Being in Morocco

A maze rich in authenticity and screaming tradition. Cobblestone streets buzzing with the sound of meat sizzling on a grill, hagglers working to make sales, and if your lucky, one of the five daily calls to prayer which seems to give new life to the already bustling city. Morocco. It is everything I imagined and more.

Tradition is what I love most about Morocco, but at the same time tradition is what makes it much harder for me to fit in with the locals. There is no hiding the blue eye, blonde haired girl walking up and down the winding medina, despite my traditional dress. I am four days in, however, and I have already managed to bargain down prices with the locals and call out their bluffs (respectfully of course) when they try to take my money. It is all part of the lifestyle, and I am here to understand and appreciate every aspect.

Zouhour: Childcare Center

I will forever remember ringing the doorbell to the preschool and hearing kids screaming “Teacher!” “Teacher!” Followed by a shower of hugs. I have come back to that memory everyday since then, as it is reminder of my love for the purest thing in this world—Kids. However, my volunteer position was a bit understated in the description and I was in for a large wake up call on day one: the “teachers” mainly spoke French and communicated directions in French to the kids. That would have not been the biggest deal if I did not assume the role of the kid’s teacher for 5 hours a day since my arrival. It is up to me to brainstorm lesson plans and teach the children English each day: a position I did not think I signed up for. Nevertheless, I have made so many memories, built on many past experiences with dance and my internship to help me with kids, and have truly enjoyed seeing the kids make huge strides in their language and overall development in just a few days.

Life in the Medina

With my volunteer experience, I am lucky enough to be able to walk through the most culture rich aspect of Morocco, the medina, everyday (4x a day at that). If it was not for my volunteer opportunity taking me through the winding alleyways, it is hard to say I would have built up enough confidence to venture into the medinas alone. Additionally, adventures outside of the medina are just as beautiful and enrichening: after work on Wednesday, I walked to Hassan Tower and enjoyed a dinner looking out into the Kasbahs of the Oudaya. A few nights were also spent sitting at the beach collecting the plethora of sea glass in the sand and listening to the water crash against the rocks—a little reminder of home even though a new world takes shape in front of my eyes.

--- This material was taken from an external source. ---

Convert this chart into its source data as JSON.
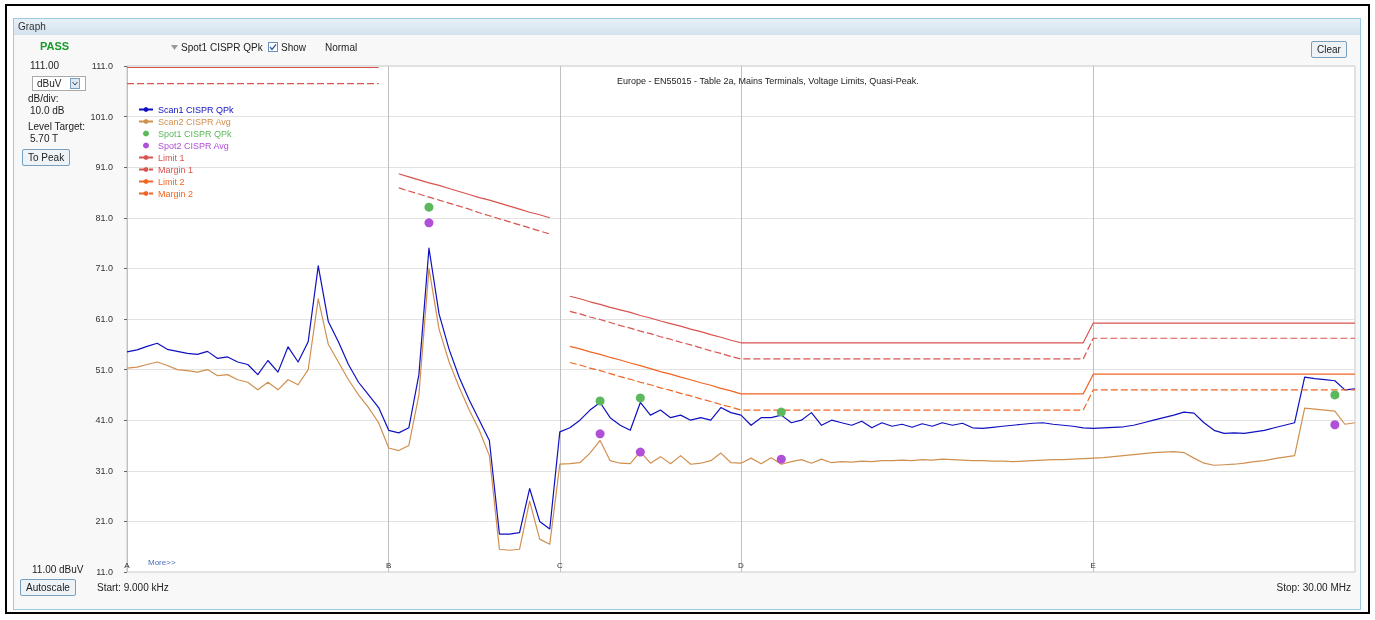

Although my volunteer experience is more work than I originally expected, it is rewarding, and I still  have the time to do my own exploring. As I continue to venture in and outside the medina, I will find more and more places where I can enjoy both the culture, while completing my lesson plans for the next. My favorite spot so far is the grass on the outside of the Oudaya and the rooftop terrace in my Riad. There is so much more to see, and so little time to see it, so I am enjoying every moment.

Tomorrow I am off to Chefchaouen and I could not be more excited to see what the “Blue Pearl City” has in store for me.